Dans la lumière encore incertaine d’un matin berrichon, lorsque la maison hésite entre silence et promesse, il est des lieux où les matières semblent déjà parler. C’est dans cet univers subtil entre matière et regard qu’a choisi de s’inscrire Benjamin Verduron.
Fondateur du cabinet d’architecture intérieure Ulkan, né presque comme un clin d’œil un 1er avril, il n’a pourtant rien laissé au hasard. Avant de dessiner des espaces, il apprit à les construire de ses mains. Formé au métier exigeant de couvreur, couronné d’une médaille d’or au concours de Meilleur Apprenti de France dans la catégorie ornemaniste, il forgea là une discipline rare : celle qui oblige à comprendre la matière avant de prétendre la transformer.
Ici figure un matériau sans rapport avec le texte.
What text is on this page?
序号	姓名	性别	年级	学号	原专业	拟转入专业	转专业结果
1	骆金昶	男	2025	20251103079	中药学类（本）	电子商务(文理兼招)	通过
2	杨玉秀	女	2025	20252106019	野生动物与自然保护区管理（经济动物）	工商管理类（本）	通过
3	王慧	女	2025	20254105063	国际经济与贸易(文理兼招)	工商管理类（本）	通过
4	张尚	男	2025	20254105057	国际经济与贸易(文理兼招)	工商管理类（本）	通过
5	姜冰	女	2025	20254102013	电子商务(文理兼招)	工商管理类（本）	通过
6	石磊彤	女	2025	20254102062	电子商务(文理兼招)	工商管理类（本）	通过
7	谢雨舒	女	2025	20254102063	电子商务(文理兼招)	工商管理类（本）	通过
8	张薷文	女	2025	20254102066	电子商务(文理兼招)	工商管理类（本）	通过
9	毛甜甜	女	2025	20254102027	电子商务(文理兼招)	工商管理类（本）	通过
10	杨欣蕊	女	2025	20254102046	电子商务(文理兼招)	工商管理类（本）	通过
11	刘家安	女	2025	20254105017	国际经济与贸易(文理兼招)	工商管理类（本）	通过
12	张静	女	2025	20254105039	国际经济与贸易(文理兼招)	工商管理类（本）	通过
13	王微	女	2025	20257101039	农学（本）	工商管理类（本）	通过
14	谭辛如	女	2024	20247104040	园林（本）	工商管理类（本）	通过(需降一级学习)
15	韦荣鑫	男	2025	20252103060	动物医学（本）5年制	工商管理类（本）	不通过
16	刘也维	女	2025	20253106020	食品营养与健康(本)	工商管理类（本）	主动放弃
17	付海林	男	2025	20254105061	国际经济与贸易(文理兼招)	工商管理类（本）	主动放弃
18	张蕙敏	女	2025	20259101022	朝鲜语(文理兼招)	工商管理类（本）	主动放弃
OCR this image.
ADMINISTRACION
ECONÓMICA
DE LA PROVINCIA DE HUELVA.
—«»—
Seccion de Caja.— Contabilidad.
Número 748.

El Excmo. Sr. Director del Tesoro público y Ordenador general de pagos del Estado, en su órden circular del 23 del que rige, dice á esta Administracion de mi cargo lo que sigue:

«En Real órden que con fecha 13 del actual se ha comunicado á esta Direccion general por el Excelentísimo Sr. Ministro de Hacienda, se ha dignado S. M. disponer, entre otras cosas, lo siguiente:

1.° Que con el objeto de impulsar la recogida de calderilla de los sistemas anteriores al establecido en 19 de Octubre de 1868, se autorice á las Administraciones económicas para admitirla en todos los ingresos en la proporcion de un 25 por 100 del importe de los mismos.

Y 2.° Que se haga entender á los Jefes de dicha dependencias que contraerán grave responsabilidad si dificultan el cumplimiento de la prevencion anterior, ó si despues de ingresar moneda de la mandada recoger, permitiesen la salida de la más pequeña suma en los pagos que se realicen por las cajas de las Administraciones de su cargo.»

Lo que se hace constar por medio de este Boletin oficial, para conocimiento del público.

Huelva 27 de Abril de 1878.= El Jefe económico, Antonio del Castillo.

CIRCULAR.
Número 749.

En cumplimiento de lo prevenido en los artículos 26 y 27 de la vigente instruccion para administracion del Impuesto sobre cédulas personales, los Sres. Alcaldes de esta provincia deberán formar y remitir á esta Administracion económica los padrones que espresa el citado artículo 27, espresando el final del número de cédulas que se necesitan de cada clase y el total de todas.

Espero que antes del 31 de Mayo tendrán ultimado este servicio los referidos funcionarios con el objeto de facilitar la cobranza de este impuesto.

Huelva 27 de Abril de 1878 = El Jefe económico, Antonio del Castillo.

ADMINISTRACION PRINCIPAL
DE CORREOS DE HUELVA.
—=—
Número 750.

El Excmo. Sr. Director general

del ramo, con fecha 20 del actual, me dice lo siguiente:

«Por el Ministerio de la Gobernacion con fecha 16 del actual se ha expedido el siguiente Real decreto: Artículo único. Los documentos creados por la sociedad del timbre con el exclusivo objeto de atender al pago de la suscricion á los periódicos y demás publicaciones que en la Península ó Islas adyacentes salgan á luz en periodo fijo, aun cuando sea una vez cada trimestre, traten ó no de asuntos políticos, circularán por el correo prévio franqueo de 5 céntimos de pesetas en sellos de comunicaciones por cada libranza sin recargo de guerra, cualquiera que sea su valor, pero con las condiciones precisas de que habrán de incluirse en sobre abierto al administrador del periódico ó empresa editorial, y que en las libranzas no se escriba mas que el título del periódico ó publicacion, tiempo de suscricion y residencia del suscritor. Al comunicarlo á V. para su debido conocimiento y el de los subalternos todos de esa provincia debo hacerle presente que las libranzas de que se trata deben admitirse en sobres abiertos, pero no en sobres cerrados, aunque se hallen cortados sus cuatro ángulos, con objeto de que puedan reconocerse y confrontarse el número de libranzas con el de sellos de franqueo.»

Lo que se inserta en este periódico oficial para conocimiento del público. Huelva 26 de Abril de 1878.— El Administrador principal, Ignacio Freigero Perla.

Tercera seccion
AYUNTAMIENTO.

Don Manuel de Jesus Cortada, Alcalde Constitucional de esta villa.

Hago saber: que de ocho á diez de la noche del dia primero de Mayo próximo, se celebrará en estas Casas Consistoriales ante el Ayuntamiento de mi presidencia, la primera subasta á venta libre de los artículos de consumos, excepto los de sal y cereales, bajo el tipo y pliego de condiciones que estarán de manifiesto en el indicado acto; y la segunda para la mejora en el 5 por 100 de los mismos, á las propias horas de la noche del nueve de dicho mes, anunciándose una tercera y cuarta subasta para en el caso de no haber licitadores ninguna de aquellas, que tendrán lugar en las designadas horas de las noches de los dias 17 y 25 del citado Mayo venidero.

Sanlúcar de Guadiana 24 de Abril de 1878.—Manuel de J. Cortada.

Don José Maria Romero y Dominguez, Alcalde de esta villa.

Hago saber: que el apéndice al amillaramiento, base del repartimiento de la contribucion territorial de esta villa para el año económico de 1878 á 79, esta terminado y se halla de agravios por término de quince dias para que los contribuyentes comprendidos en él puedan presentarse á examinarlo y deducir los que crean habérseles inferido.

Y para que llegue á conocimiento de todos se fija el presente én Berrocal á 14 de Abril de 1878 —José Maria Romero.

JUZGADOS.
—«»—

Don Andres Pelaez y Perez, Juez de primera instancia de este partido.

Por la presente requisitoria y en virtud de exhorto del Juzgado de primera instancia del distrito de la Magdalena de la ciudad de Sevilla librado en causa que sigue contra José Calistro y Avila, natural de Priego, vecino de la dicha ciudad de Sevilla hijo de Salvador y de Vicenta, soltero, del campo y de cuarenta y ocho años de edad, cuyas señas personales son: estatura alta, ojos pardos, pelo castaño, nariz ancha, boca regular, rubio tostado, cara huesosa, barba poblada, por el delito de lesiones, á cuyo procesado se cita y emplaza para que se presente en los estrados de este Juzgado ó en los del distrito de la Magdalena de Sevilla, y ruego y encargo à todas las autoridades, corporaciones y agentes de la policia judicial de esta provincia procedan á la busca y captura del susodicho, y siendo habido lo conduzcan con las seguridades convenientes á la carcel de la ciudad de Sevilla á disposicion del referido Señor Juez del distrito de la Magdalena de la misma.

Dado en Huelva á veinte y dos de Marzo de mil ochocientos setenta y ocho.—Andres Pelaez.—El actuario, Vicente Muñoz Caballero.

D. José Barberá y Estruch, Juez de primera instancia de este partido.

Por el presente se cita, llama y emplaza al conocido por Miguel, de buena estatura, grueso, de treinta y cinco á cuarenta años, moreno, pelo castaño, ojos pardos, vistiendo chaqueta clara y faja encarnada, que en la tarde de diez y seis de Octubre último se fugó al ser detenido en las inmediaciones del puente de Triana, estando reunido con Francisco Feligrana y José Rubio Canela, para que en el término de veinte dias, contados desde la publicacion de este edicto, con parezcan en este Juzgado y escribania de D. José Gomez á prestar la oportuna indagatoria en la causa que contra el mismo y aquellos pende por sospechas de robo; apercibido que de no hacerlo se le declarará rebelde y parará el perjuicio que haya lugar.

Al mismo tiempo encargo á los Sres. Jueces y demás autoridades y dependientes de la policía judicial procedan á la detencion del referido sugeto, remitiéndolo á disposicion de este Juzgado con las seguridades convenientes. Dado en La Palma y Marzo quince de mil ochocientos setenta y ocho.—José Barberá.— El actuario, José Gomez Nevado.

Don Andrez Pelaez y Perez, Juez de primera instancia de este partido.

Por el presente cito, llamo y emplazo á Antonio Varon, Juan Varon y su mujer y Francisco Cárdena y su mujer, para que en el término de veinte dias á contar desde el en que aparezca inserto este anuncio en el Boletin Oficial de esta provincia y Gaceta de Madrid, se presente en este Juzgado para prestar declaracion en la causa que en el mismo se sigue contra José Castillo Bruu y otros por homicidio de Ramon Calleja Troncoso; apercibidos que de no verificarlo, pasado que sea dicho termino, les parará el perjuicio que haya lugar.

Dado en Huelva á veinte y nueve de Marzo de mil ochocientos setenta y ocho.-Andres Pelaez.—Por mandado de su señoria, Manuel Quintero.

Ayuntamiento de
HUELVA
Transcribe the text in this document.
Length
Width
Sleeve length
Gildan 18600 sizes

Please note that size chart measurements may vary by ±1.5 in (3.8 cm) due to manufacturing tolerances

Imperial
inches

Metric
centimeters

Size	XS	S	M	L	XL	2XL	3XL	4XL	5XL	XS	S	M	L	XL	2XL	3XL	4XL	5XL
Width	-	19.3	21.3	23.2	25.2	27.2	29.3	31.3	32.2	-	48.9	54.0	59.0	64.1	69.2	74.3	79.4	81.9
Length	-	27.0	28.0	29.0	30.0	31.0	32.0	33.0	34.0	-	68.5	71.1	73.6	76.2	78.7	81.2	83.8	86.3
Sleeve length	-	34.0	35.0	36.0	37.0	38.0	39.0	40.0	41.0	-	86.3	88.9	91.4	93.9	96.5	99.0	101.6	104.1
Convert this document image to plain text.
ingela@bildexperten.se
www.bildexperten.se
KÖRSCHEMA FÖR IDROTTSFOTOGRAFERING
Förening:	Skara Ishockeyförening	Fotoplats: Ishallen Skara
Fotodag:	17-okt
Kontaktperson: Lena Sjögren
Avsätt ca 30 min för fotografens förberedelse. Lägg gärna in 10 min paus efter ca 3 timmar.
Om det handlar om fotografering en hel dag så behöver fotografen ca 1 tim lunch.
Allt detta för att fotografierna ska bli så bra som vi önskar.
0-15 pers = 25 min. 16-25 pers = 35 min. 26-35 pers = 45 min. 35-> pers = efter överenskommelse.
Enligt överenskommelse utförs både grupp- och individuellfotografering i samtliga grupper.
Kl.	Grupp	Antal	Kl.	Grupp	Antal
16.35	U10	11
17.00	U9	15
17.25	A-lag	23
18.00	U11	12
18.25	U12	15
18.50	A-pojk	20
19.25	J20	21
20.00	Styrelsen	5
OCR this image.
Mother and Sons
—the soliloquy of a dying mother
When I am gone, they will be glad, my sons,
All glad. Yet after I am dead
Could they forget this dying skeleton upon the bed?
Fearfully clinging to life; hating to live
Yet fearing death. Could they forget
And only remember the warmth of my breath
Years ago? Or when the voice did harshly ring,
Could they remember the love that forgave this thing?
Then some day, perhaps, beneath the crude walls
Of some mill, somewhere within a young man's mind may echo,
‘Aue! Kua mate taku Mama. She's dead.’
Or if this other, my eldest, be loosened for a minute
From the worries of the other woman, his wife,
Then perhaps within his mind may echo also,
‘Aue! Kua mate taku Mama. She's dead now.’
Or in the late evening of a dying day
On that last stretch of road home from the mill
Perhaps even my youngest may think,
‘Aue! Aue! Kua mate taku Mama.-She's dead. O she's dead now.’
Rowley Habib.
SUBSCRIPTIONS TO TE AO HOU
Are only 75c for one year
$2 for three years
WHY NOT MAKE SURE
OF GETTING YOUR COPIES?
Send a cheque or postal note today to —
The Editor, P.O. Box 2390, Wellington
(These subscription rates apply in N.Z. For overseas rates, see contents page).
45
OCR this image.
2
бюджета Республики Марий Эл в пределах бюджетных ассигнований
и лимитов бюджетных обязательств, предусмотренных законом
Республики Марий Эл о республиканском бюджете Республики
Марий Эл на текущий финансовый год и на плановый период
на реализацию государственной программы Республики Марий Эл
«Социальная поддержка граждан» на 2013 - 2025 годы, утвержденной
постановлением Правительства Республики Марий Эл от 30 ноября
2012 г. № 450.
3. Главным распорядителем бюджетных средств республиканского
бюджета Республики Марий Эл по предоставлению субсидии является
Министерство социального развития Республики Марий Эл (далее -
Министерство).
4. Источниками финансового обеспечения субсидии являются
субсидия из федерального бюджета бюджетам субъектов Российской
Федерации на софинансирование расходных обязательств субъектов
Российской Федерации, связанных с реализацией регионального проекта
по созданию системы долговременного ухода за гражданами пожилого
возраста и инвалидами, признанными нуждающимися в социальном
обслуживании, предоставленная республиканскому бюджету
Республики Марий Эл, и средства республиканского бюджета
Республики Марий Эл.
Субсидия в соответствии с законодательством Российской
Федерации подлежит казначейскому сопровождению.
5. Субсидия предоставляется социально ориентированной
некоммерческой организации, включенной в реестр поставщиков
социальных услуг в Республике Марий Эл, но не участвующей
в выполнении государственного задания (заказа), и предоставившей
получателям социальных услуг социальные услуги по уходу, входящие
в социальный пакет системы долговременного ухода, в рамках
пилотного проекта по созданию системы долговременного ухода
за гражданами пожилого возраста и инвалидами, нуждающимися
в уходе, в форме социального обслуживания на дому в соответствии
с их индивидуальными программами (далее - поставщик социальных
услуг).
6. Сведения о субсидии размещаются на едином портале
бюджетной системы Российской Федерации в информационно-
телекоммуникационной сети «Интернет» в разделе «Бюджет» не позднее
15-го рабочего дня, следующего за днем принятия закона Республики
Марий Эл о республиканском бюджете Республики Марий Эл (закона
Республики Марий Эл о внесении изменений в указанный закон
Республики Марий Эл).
Mais l’histoire ne s’arrête pas à la rigueur du geste. Elle se prolonge dans une ambition plus vaste : celle de simplifier l’acte d’aménager. Avec la création de SRV, une matériauthèque d’un genre nouveau, Benjamin Verduron propose une expérience presque sensible de l’architecture intérieure. Ici, plus de 4 500 références se donnent à voir et à toucher : tissus, parquets, papiers peints, revêtements muraux, tapis sur mesure. Une profusion organisée, pensée non comme un catalogue, mais comme un langage.
Car c’est bien de cela qu’il s’agit : redonner au client la capacité de comprendre. Là où le marché oppose souvent prix et qualité dans une opacité déroutante, le lieu invite à comparer, ressentir, éprouver. Dans ce geste simple, presque instinctif, naît une évidence que ni fiche technique ni discours commercial ne sauraient remplacer. Cette matériauthèque n’est pas un simple espace d’exposition. Elle est le prolongement naturel du cabinet d’architecture intérieure. Le client peut s’y arrêter pour choisir un matériau, ou s’engager dans un accompagnement complet, de l’idée au chantier. Plans, conception 3D, sélection des artisans, suivi des travaux : tout converge vers une même intention, celle d’un projet cohérent, pensé dans ses moindres détails.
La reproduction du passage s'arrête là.